At one point, the suit states, Abdigani called 911 from a cell phone her eldest son had on him during the detention. Though she was connected to a dispatcher in North Dakota, no officers were sent to the facility. Instead, she says, Abdigani and her then 14-year-old son were patted down by patrol officers in separate rooms.
The Department of Homeland Security said that it does not comment on pending litigation as a matter of policy. Homeland Security Secretary John Kelly, Acting Commissioner of U.S. Customs and Border Protection Kevin McAleenan, and the Acting Director of Immigration and Customs Enforcement Thomas Homan are all named defendants in the suit, though the incident took place during the Obama administration.
The experience was tough on the family, says Abdigani, who fled civil war in her home country of Somalia and eventually settled in the U.S. In a blog post for the ACLU, she recalls her 8-year-old suggesting that the officers would “kill us after sunset.”
“My children were very scared, and there was nothing I could do to soothe them,” she says.
The family later visited a DHS office in Minneapolis with hopes of getting answers about their detention. A couple weeks later, Wilwal says he got a call from the office informing him he was on a terrorist watch list, which was likely why he was detained. He’s since petitioned the government to challenge his inclusion on the list via the DHS Travelers Redress Inquiry Program, but says he has not heard back.
In the lawsuit filed Thursday, the family is claiming their detention violated the Fourth Amendment and that Wilwal’s rights were violated via his inclusion on the watch list. The family asks for relief from further arrest, removal from the watch list and an explanation for why Wilwal was added to it. They are also requesting that any information obtained during their detention be destroyed.
“You can’t just do this to people” says ACLU attorney Hugh Handeyside. “You can’t do it, full stop. You can’t do it to someone if they’re on a watch list and you can’t do it because they know someone who is on a watch list.”
The family will face a steep uphill battle if their suit makes it to court. While the Fourth Amendment protects American citizens from illegal searches and seizures, the rules don’t fully apply at our nation’s borders. Neither a warrant nor suspicion of wrongdoing is necessary for border agents to conduct a search of an individual’s property at ports of entry, including electronic devices like cell phones and laptops.
“It is very difficult to win a case challenging searches at the border. Border Patrol officials have broad authority at ports of entry,” says Cornell University law professor Stephen Yale-Loehr. “Courts have often ruled against citizens alleging that their constitutional rights have been violated at the border. Only the most egregious cases are likely to win.”

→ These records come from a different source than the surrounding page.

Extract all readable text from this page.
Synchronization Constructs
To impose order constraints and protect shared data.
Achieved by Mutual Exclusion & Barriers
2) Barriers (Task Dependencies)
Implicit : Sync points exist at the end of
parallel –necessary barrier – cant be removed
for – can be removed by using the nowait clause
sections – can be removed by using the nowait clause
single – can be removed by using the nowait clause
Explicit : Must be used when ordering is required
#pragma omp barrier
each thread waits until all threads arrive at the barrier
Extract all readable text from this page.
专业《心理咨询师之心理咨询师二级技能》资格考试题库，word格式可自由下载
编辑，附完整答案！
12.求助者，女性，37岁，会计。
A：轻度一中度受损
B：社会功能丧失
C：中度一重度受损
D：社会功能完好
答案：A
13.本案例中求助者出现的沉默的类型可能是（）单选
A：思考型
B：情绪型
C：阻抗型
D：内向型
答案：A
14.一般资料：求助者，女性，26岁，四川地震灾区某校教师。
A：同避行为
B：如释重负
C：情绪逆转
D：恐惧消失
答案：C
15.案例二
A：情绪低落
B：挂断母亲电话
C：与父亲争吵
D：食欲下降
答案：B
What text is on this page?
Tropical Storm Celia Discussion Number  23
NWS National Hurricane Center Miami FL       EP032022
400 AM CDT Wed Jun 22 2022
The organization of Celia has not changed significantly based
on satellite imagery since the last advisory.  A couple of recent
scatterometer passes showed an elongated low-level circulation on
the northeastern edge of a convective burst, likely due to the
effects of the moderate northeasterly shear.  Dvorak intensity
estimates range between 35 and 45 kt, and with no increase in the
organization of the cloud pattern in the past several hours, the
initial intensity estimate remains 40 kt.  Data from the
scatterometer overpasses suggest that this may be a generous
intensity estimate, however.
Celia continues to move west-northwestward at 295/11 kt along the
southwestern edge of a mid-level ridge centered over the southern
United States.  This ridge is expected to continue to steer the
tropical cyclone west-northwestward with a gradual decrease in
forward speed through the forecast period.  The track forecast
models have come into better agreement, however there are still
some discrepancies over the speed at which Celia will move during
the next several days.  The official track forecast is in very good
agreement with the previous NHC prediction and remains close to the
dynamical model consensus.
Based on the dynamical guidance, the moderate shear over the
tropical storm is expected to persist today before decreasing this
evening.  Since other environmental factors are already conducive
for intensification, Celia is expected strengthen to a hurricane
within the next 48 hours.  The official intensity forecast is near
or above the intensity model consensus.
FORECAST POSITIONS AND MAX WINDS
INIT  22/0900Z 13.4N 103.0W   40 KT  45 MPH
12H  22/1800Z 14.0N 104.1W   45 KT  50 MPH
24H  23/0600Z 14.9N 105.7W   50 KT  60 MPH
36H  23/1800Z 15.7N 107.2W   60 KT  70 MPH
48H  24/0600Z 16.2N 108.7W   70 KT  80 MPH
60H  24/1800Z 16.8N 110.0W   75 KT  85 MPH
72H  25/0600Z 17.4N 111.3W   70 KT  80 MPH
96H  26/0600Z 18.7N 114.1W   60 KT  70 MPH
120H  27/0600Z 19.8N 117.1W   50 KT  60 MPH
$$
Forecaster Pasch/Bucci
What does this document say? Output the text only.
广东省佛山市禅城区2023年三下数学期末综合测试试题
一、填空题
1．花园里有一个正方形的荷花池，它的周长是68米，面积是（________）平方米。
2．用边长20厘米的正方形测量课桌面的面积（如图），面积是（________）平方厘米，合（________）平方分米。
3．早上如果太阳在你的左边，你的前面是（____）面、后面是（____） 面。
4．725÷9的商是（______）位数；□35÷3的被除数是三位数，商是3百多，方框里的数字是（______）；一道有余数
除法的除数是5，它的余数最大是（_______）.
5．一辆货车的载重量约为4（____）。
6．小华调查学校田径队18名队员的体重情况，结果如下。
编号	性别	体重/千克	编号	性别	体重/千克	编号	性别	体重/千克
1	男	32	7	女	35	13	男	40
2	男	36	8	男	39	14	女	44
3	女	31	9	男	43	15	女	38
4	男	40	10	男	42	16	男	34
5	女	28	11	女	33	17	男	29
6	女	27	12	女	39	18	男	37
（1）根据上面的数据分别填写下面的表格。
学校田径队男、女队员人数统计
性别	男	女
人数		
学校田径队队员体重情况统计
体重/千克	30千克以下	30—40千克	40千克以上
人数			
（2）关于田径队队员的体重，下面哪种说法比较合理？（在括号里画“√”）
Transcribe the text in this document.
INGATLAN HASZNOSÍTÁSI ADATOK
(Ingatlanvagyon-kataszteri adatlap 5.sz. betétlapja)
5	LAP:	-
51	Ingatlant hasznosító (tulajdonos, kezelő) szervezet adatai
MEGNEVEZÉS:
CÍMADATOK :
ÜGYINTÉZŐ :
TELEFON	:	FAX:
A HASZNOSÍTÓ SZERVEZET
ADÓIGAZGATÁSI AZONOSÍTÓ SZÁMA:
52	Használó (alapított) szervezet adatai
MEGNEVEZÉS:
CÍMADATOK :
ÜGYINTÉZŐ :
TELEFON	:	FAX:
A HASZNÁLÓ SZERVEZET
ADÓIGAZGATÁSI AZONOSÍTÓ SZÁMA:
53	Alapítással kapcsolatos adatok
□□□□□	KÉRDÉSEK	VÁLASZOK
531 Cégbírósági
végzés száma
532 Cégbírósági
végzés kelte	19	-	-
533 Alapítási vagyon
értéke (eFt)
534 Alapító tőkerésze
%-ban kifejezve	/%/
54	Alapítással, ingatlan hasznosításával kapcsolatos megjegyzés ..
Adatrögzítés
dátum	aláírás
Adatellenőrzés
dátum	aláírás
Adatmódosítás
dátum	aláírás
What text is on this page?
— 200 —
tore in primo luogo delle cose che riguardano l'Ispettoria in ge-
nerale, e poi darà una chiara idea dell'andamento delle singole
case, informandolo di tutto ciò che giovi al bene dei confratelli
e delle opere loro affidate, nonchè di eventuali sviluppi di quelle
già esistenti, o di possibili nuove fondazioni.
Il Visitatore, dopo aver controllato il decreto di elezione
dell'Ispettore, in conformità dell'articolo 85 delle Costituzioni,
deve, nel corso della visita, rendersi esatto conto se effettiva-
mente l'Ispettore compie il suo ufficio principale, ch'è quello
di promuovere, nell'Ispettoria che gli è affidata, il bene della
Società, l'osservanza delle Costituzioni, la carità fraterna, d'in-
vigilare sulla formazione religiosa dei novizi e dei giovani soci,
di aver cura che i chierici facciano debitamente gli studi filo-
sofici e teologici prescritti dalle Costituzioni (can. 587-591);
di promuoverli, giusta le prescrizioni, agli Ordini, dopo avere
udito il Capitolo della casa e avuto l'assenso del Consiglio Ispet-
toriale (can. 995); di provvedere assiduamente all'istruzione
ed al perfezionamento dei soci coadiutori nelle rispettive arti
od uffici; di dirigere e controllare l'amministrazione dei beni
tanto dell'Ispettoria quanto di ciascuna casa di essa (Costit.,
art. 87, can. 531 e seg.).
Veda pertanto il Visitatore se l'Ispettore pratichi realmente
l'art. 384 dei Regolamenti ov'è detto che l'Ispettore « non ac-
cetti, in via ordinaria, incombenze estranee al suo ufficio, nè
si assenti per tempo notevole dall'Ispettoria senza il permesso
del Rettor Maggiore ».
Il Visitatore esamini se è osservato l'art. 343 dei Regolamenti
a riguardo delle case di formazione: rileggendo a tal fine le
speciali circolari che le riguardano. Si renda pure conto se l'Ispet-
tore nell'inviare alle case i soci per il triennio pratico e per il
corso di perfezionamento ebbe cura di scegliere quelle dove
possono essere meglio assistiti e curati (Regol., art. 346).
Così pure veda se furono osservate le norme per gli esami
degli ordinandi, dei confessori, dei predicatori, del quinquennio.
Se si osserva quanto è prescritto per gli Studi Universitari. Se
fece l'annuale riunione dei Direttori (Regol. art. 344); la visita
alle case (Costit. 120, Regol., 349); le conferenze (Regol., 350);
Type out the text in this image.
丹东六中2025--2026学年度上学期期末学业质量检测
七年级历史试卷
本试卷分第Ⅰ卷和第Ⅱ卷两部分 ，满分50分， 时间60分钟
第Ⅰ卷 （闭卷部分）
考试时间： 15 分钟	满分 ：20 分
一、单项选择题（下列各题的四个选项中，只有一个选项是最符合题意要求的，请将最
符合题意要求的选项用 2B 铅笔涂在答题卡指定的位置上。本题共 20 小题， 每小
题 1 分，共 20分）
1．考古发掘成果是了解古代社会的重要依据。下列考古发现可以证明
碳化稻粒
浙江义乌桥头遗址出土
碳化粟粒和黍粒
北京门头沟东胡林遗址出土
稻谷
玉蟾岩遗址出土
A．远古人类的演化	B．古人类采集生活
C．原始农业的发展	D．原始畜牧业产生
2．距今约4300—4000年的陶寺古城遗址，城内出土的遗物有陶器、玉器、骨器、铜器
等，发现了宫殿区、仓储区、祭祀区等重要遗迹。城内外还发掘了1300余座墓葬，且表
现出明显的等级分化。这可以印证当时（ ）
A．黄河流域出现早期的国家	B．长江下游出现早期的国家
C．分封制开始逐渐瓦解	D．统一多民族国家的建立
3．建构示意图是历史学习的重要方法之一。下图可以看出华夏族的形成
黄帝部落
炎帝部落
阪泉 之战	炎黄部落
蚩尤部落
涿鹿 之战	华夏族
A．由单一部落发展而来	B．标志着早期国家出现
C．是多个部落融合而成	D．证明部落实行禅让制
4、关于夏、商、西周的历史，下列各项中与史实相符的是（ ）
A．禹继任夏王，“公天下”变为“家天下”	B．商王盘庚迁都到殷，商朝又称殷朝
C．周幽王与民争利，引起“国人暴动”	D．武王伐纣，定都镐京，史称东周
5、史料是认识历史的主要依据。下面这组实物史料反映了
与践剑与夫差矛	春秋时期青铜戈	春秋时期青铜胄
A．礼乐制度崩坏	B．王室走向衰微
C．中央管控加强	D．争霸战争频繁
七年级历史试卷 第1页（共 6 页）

In this case, given that Wilwal was included on the terror watch list, the government could argue that they have a right to detain him at the border. Courts also often side with the government on issues regarding immigration and national security. Lawyers at the ACLU say the terror watch list—which as of 2016 includes more than 1 million people—as well as the system surrounding it are a “due process disaster.” They’re also concerned that border detentions will only worsen under the Trump administration, which has prioritized cracking down on illegal immigration and specifically targeted people from some Muslim-majority countries, including Somalia.
“I came to this country seeking safety and freedom, and I’m proud to be an American,” Wilwal said in a statement. “But our own government just shouldn’t be treating my family and me or anyone else this way. It’s wrong.”